むちうちとは、交通事故による衝撃で、首の部分の骨である頚椎(けいつい)が、むちのようにしなる動きをすることによって、首の部分の筋肉、靭帯、椎間板、血管、神経などに起こる損傷のことをいいます。

衝撃を受けたとき、頚椎がむちのようにしなる動きをすることから、むちうちと呼ばれています。

むちうちは正式な傷病名ではありません。診断書に記載される名称はさまざまで、「頚椎捻挫」「頚部挫傷」「外傷性頚部症候群」「頚椎神経根症」「頚椎椎間板ヘルニア」「脊柱間狭窄症」などです。

2. むちうちの症状とは?

むちうちの症状は首周辺の痛みが主ですが、それだけではありません。

たとえば、知覚障害や筋力低下などの神経症状が出て、肩から手指にかけてしびれを感じたり、重さやだるさに襲われたりする方もいます。また、頭痛やめまい、耳鳴り、吐き気などがあり、そのために仕事に復帰できず日常生活に影響が出るなど、さまざまなかたちで症状があらわれるのです。

また、最初は痛みが強く、そのほかの症状に気づかずに過ごし、痛みがなくなってから原因不明の症状に悩まされるケースもあります。

事故で受傷した後、明らかな異常を感じた場合にはむちうちを疑い、医師に診察してもらうことをおすすめします。

3. むちうちの5つのタイプと特徴

むちうちは、どの部分にどのような損傷をしたかによって、5つのタイプに分類できます。それぞれのタイプの症状を見ていきましょう。た後、明らかな異常を感じた場合にはむちうちを疑い、医師に診察してもらうことをおすすめします。

(1)頚椎捻挫型

頚椎捻挫型と呼ばれるむちうちは、首周辺の筋肉や靭帯が過度に伸びたり、部分断裂を起こしたりするものです。主な症状は、首の周囲の運動制限や運動痛。むちうちの約70%がこのタイプだと言われ、1か月半から3か月以内に症状はなくなり、治癒するケースが多いようです。

(2)神経根症型

神経根症型仕組み

神経根症型と呼ばれるむちうちは、頚椎から枝分かれした末梢神経である「神経根」と呼ばれる部分の症状が明らかなタイプです。

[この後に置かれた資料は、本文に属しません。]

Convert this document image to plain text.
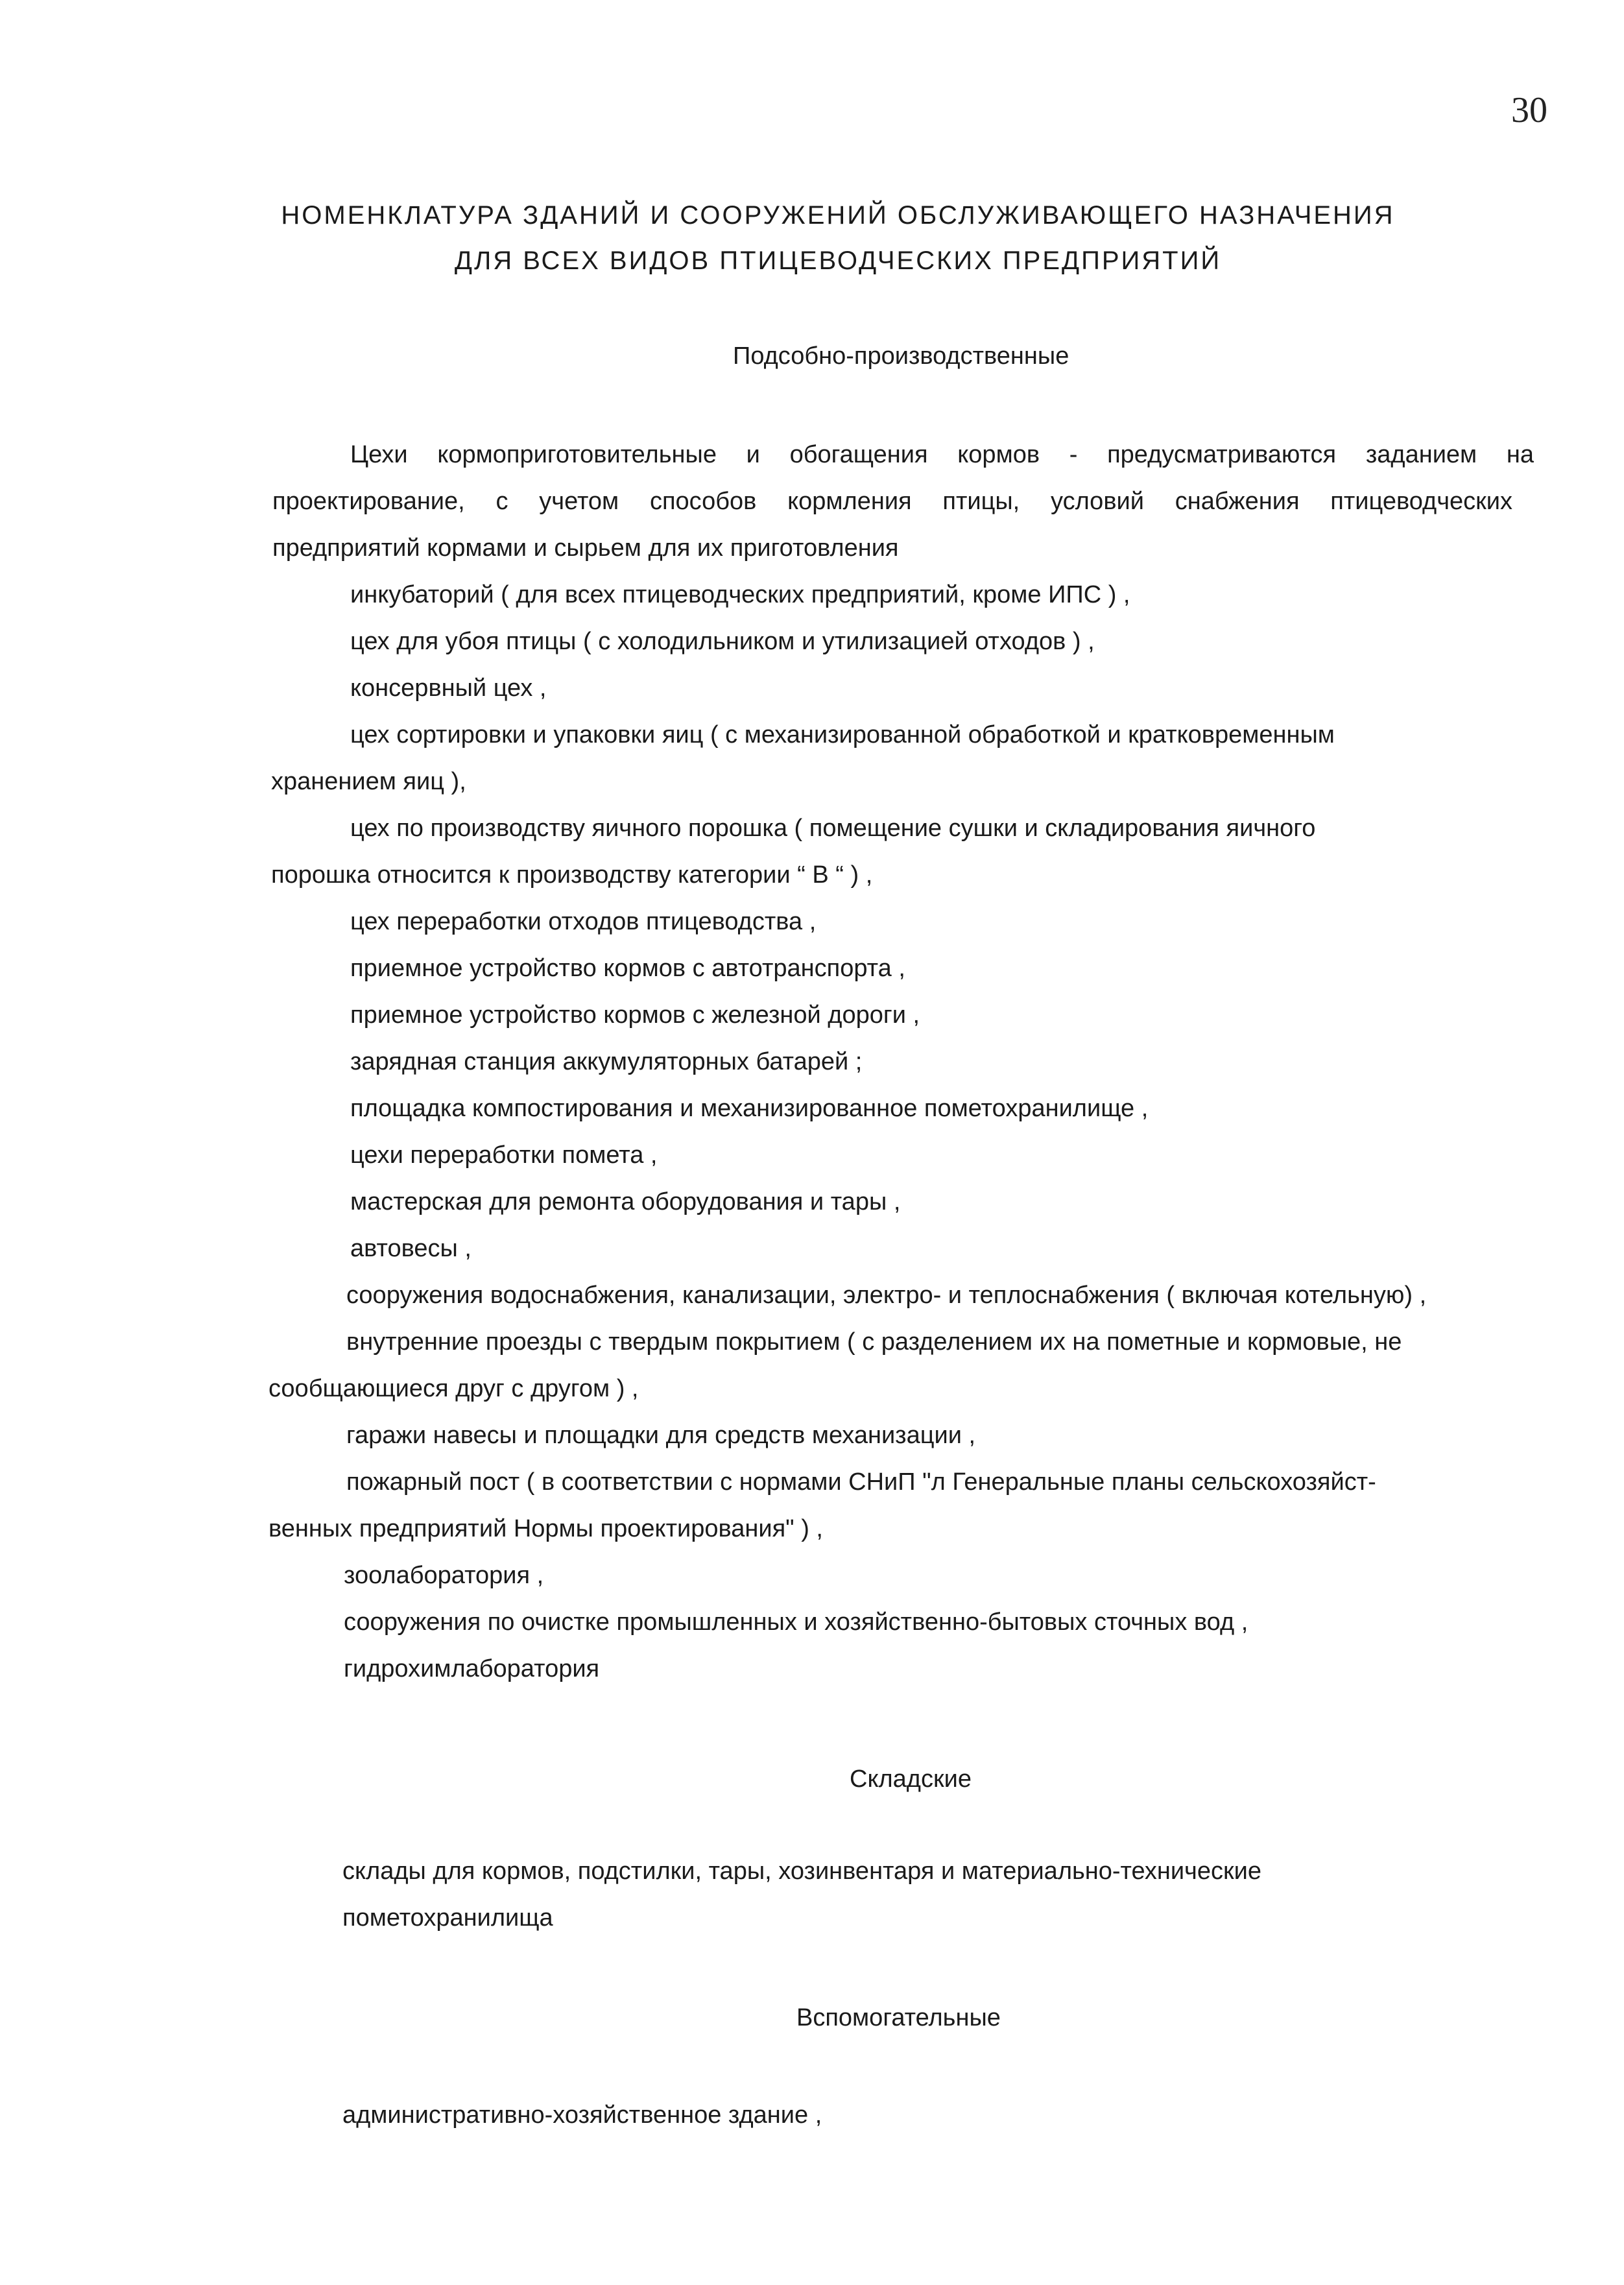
30
НОМЕНКЛАТУРА ЗДАНИЙ И СООРУЖЕНИЙ ОБСЛУЖИВАЮЩЕГО НАЗНАЧЕНИЯ
ДЛЯ ВСЕХ ВИДОВ ПТИЦЕВОДЧЕСКИХ ПРЕДПРИЯТИЙ
Подсобно-производственные
Цехи кормоприготовительные и обогащения кормов - предусматриваются заданием на
проектирование, с учетом способов кормления птицы, условий снабжения птицеводческих
предприятий кормами и сырьем для их приготовления
инкубаторий ( для всех птицеводческих предприятий, кроме ИПС ) ,
цех для убоя птицы ( с холодильником и утилизацией отходов ) ,
консервный цех ,
цех сортировки и упаковки яиц ( с механизированной обработкой и кратковременным
хранением яиц ),
цех по производству яичного порошка ( помещение сушки и складирования яичного
порошка относится к производству категории “ В “ ) ,
цех переработки отходов птицеводства ,
приемное устройство кормов с автотранспорта ,
приемное устройство кормов с железной дороги ,
зарядная станция аккумуляторных батарей ;
площадка компостирования и механизированное пометохранилище ,
цехи переработки помета ,
мастерская для ремонта оборудования и тары ,
автовесы ,
сооружения водоснабжения, канализации, электро- и теплоснабжения ( включая котельную) ,
внутренние проезды с твердым покрытием ( с разделением их на пометные и кормовые, не
сообщающиеся друг с другом ) ,
гаражи навесы и площадки для средств механизации ,
пожарный пост ( в соответствии с нормами СНиП "л Генеральные планы сельскохозяйст-
венных предприятий Нормы проектирования" ) ,
зоолаборатория ,
сооружения по очистке промышленных и хозяйственно-бытовых сточных вод ,
гидрохимлаборатория
Складские
склады для кормов, подстилки, тары, хозинвентаря и материально-технические
пометохранилища
Вспомогательные
административно-хозяйственное здание ,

頚椎捻挫型の症状に加え、知覚障害や拡散痛、反射異常、筋力低下などの神経症状があらわれます。症状は、左右いずれかの肩から手指にかけて感じるしびれや痛み、重さ、だるさなど。これらの症状に悩まされ原因が不明の場合、神経根症型のむちうちを疑ってください。

(3)バレー・リュー症候群型

バレー・リュー症候群型のむちうちになると、自律神経症状や脳幹症状があらわれます。具体的には頭痛やめまい、耳鳴り、吐き気、視力低下、聴力低下などで、首付近の痛みは一定期間で収まった後、これらの症状だけが残るケースもあります。

バレー・リュー症候群については、どのような原因で発症するのかについての仕組み(エビデンス)が、いまだにはっきりとはわかっておらず、医師によっても見解が分かれます。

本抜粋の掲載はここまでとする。